Currently, the medicines we use to control the immune system across these conditions, for example steroids, are not specific and have effects on many immune cells and other cells in the body, leading to unwanted side effects.
Our Immunity, Inflammation and Transplantation theme will use cutting-edge technologies, profiling the genetic sequence of individual cells in blood and tissue samples taken from patients, to identify new treatments, and to match the right treatment to the right patient.
We are working to understand how the immune system contributes to disease in three areas of medicine:
- Immune-mediated diseases (IMD)
Conditions such as inflammatory bowel disease, vasculitis and rheumatoid arthritis affect up to 10% of people in their lifetime but ‘one size fits all’ treatments mean that some people get too much immune suppression, leading to infection, while others don’t get enough, so their disease symptoms are not well controlled. We are combining information from electronic health records with genetic information from blood and tissues to gain new insights into what drives inflammation and why some people don’t respond to our current treatments. This will allow us to identify ‘biomarkers’ or tests that can help personalise treatments, and to find new drug targets.
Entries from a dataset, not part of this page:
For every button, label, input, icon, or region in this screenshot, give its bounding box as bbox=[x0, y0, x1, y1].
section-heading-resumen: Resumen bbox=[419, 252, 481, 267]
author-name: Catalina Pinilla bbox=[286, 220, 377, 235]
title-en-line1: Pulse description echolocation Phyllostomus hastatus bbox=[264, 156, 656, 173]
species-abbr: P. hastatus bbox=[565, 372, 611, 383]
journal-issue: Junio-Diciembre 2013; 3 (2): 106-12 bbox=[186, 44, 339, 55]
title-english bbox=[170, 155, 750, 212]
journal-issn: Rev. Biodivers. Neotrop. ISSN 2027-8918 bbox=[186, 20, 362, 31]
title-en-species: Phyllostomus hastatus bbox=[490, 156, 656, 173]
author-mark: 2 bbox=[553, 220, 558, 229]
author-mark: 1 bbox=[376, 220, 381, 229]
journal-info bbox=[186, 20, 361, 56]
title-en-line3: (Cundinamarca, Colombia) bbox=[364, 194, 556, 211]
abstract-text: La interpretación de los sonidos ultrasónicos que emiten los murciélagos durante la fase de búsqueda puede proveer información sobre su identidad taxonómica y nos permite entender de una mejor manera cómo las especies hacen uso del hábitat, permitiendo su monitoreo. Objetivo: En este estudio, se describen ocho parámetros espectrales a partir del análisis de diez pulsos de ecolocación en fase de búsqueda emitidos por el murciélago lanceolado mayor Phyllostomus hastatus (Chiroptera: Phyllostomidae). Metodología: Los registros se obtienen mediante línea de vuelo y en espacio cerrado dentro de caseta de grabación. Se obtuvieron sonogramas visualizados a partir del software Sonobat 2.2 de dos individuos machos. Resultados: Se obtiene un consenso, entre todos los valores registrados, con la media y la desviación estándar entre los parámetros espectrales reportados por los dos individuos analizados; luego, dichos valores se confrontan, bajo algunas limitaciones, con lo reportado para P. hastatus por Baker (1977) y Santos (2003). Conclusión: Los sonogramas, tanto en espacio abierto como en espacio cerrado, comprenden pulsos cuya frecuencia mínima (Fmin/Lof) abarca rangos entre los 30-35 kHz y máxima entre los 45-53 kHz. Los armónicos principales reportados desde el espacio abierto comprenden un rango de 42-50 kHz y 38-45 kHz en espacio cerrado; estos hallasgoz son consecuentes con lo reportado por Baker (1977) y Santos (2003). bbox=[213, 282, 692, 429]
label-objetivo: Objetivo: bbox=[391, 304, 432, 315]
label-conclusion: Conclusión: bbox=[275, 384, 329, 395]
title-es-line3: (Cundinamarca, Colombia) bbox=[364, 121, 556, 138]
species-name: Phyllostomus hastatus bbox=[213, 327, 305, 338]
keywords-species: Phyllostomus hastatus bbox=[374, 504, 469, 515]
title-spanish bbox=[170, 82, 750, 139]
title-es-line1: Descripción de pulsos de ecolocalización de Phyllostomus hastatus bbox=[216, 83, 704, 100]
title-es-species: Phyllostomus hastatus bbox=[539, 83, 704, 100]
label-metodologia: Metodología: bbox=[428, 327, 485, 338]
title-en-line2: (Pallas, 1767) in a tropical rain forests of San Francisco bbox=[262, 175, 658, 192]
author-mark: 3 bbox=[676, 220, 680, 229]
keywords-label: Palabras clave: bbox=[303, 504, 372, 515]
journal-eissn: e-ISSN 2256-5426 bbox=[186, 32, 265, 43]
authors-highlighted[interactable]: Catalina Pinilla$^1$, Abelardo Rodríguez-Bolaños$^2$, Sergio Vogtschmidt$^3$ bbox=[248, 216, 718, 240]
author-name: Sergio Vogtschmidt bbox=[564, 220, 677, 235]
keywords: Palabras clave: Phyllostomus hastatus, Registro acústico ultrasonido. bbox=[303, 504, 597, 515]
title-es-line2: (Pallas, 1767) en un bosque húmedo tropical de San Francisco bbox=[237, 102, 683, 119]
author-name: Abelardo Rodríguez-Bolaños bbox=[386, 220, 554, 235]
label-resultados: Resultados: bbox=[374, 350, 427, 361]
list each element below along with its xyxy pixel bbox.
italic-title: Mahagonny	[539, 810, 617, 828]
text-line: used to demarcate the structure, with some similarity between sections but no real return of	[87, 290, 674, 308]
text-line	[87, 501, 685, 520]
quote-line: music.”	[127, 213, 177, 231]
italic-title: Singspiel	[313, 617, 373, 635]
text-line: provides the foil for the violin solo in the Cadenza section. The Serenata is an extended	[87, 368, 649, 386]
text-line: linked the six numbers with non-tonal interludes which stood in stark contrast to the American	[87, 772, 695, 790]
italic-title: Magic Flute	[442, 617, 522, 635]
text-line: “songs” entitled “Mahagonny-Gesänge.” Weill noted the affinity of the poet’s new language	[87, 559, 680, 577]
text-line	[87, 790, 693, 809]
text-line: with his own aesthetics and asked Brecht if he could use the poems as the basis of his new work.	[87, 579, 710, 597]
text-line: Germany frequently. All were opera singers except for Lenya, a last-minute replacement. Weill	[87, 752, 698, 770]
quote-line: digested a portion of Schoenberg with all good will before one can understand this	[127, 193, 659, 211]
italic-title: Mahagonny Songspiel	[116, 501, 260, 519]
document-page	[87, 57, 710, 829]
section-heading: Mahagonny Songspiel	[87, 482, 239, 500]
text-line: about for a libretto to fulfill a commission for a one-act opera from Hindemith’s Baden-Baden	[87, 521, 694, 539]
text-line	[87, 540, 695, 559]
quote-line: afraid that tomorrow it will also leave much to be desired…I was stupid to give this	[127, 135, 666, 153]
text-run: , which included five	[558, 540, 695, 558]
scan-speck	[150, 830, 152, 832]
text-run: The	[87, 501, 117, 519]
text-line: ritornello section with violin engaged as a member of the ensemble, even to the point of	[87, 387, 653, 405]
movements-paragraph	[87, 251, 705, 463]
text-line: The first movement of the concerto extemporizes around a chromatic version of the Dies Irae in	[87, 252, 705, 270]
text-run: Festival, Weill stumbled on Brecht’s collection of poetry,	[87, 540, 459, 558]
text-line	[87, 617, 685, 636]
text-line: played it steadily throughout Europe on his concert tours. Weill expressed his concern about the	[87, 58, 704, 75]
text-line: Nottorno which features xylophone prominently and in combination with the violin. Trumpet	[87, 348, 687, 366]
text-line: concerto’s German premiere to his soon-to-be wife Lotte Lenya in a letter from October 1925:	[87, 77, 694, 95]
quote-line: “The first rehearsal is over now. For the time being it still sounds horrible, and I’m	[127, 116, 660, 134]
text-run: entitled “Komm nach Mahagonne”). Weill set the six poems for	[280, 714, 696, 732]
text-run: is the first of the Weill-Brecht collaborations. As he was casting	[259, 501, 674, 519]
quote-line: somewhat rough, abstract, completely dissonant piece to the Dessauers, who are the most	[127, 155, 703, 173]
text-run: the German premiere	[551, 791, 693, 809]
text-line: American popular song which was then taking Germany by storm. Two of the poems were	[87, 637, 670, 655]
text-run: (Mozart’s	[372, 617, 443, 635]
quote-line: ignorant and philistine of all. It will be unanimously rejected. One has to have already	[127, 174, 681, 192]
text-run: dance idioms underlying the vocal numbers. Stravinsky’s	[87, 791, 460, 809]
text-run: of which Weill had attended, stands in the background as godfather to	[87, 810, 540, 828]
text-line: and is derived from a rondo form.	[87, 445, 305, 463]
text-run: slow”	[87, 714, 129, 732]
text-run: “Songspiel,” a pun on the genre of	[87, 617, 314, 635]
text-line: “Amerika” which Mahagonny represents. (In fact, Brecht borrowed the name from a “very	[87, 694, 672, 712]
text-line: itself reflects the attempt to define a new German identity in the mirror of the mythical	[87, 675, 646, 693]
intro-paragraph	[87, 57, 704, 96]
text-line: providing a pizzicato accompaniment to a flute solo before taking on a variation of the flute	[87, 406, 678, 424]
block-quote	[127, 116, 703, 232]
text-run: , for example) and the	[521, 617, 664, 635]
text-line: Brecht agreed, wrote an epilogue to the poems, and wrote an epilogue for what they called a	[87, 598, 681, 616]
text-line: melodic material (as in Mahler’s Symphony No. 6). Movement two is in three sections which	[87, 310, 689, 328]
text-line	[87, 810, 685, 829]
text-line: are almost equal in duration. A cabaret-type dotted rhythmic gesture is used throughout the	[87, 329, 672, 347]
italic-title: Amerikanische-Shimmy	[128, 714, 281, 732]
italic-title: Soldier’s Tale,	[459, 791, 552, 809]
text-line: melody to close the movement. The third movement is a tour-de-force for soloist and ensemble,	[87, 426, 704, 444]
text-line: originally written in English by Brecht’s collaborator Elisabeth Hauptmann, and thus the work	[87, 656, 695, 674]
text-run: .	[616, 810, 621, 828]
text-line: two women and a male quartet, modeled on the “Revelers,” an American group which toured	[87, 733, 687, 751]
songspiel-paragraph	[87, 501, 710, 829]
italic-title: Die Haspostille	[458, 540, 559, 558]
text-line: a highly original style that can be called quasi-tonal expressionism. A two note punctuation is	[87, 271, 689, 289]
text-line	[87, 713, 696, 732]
- Immune responses in infection
The immune can overreact to some infections, causing collateral (unintended) damage, which leads to many of the complications of diseases like COVID-19. On the other hand, some patients’ immune systems ‘under-react’ and do not give a strong enough response to vaccines, leaving them open to infection. We are studying patients with COVID-19 to understand what causes long-COVID and how best to diagnose it. We are also working with vulnerable groups of patients with poor vaccine responses, running clinical trials to identify medicines that can protect them from infection and applying medicines to help them generate better vaccine responses.
- Immune responses to a solid organ transplant
Organ transplantation can provide a new kidney or liver for those with organ failure, and can be life-saving and life-transforming for patients. However, many patients wait a long time, or even die waiting for a transplant because there aren’t enough organs available. Even those that receive a transplant know that their organ won’t last forever because of the immune response to the transplant and the side effects of the drugs we use to prevent rejection. We want to find treatments (for example, organ-repairing stem cells) that can be given before an organ is transplanted, that enable more organs to be used. We will also collect tissue and blood to study recipient immune responses after the transplant to understand who is most at risk of rejection so that we can give them better, more targeted immune suppression medicines, helping to improve graft survival and function.